Now we can use the domain knowledge we encoded in the seed features and the interesting values. To use the seed features, we simply need to pass them in as a list and to use the interesting values, we only need to specify where primitives to conditionally aggregate depending on the value of the variable.

We can also select a more limited (or expanded) set of primitives if we know which tend to be more important for a problem. In the default call, a number of the primitives were not even used because they are not applicable. Below we select a more limited set of feature primitives to use in Deep Feature Synthesis, include seed features, and also include the `where_primitives` that will be used to with the `interesting_values`. 

In [33]:
# Specify primitives
agg_primitives =  ["sum", "max", "min", "mean", "count", "percent_true", "num_unique", "mode"]
trans_primitives = ['percentile', 'and']
where_primitives = ['percent_true', 'mean', 'sum']

In [34]:
# Deep feature synthesis with domain knowledge (only features)
feature_names = ft.dfs(entityset=es, target_entity='app',
                       agg_primitives = agg_primitives,
                       trans_primitives = trans_primitives,
                       seed_features = seed_features,
                       where_primitives = where_primitives,
                       n_jobs = -1, verbose = 1, features_only = True,
                       max_depth = 2)

Built 2800 features


## Run Full Deep Feature Synthesis

If we are content with the features that will be built, we can run deep feature synthesis and create the feature matrix. The following call runs the full deep feature synthesis. This might take a long time depending on your machine. featuretools does allow for parallel processing, but each core must be able to handle the entire entityset.  

In [35]:
import sys
print('Total size of entityset: {:.5f} gb.'.format(sys.getsizeof(es) / 1e9))
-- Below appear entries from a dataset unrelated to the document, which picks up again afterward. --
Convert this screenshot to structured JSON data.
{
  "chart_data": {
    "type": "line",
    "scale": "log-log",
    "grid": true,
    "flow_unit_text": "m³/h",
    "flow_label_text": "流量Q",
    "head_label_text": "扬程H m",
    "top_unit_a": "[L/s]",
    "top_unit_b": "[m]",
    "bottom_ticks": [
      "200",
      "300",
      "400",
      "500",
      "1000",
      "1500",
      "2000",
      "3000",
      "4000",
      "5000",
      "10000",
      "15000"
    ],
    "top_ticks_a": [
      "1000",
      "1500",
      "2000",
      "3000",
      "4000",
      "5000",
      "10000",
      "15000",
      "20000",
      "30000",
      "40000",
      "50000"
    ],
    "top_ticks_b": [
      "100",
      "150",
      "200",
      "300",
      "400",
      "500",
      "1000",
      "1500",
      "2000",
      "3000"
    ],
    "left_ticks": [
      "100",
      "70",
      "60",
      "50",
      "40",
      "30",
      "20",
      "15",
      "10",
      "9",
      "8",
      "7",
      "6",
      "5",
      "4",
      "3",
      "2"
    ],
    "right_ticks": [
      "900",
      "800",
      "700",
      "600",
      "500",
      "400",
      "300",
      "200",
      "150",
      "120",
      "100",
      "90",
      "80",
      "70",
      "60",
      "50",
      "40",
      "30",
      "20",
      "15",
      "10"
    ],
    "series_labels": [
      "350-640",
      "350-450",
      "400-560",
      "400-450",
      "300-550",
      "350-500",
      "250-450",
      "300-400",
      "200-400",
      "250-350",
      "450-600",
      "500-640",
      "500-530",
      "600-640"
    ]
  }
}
Total size of entityset: 11.64392 gb.


In [36]:
import psutil

print('Total number of cpus detected: {}.'.format(psutil.cpu_count()))
print('Total size of system memory: {:.5f} gb.'.format(psutil.virtual_memory().total / 1e9))

Total number of cpus detected: 8.
Total size of system memory: 17.17987 gb.


In [37]:
# feature_matrix, feature_names = ft.dfs(entityset=es, target_entity='app',
#                                        agg_primitives = agg_primitives,
#                                        trans_primitives = trans_primitives,
#                                        seed_features = seed_features,
#                                         where_features = where_features,
#                                        n_jobs = 1, verbose = 1, features_only = False,
#                                        max_depth = 2, chunk_size = 100)

In [38]:
# feature_matrix.reset_index(inplace = True)
# feature_matrix.to_csv('../../data/kaggle_home_credit/feature_matrix.csv', index = False)

# Conclusions

In this notebook, we saw how to implement automated feature engineering for a data science problem. Automated feature engineering allows us to create thousands of new features from a set of related data tables, aiding us immensely as data scientists. Moreover, we can still use domain knowledge in our features and even augment our domain knowledge by building on top of our own hand-built features. The benefits of automated feature engineering are significant and will considerably help us in our role as data scientists.